Open University approval sets the stage for major changes in education

machogu-ezekiel

Education Cabinet Secretary, Ezekiel Machogu. FILE PHOTO | NMG

On July 6, 2023, the National Assembly approved the request by the Cabinet Secretary for Education for the establishment of the Open University of Kenya.

The decision marked a critical juncture in the quest of the country to have an open University.

The importance of an open university can be gleaned from the slogan for the Open University of the UK, which seeks to be “open to people, open to places; open to methods, and open to ideas.”

Making education open and thus accessible is the hallmark of any open university.

The Universities Act has a provision recognising that Kenya needs an open university as a specialised institution offering programmes through distance and e-learning modes.

However, since the enactment of this law in 2012, this provision has never been operationalised. This is despite the stated intention to do so in previous policy documents and efforts by a committee appointed for that purpose.

In January, this year the Cabinet Secretary for Education appointed a Technical Working Committee to help actualise this desire by the country.

I had the privilege of serving as a member of the team that designed the kind of open university that Kenya needs, developed its constitutive documents and instruments, designed the initial programmes and also led the accreditation process.

The process revealed the innovations that university education will require to respond to the digital era.

First is the nature of learning. From a lecturer-focused approach, where the teacher is king, the world is moving to a learner-centred approach.

The second is the adoption of the flipped-classroom pedagogical model, where materials are introduced outside the formal classrooms with the class being the space for application, deeper interrogation and inquiry.

The deployment of technology in the learning process is critical. We spent a lot of time developing learning modules and digitising the content to enable their application and utilisation in the e-learning model.

This should be distinguished from what a lot of institutions adopted following the Covid-19 pandemic, which is more about emergency remote learning where we apply technology to essentially deliver physical classes.

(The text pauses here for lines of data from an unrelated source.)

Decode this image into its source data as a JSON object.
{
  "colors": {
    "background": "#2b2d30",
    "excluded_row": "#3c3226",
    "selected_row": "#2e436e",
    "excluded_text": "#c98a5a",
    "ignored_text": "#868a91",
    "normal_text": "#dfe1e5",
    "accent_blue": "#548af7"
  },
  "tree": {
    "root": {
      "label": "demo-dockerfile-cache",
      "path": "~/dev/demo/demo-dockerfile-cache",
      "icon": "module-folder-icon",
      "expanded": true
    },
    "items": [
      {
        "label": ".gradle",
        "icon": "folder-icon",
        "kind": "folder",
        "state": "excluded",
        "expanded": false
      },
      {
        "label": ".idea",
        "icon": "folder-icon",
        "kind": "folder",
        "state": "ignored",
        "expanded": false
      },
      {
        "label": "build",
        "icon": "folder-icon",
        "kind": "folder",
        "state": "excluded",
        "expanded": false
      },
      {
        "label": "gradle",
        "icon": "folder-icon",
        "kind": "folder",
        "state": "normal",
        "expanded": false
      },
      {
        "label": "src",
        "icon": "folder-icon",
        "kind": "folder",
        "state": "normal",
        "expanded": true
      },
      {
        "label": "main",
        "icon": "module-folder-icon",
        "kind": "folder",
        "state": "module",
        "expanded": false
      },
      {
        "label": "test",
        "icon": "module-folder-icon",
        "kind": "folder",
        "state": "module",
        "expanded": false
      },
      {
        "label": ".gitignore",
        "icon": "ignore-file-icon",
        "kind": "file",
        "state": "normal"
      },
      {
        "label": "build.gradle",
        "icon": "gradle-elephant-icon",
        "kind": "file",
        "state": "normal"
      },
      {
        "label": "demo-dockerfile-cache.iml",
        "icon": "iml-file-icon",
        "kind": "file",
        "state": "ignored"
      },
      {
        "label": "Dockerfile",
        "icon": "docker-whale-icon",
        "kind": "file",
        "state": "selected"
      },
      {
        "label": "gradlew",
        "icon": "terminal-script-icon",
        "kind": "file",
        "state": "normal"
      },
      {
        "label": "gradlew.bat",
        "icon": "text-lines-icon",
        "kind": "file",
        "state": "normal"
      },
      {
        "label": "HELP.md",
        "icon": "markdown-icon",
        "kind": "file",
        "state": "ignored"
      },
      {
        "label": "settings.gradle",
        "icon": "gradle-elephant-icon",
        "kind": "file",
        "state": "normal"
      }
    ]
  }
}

The Open University seeks to have a truly online experience.

It sets the stage for fundamental change in university education. Changes that call for greater innovation and adaptation. One such area will be in ensuring quality.

Despite the experience with online learning for three years now, there are still concerns about quality assurance. Mechanisms to guarantee integrity, especially of assessment are limited and expensive.

A way out may be to borrow from the competence-based curriculum, which requires a move away from examinations to assessments.

The writer is a law professor at the University of Nairobi.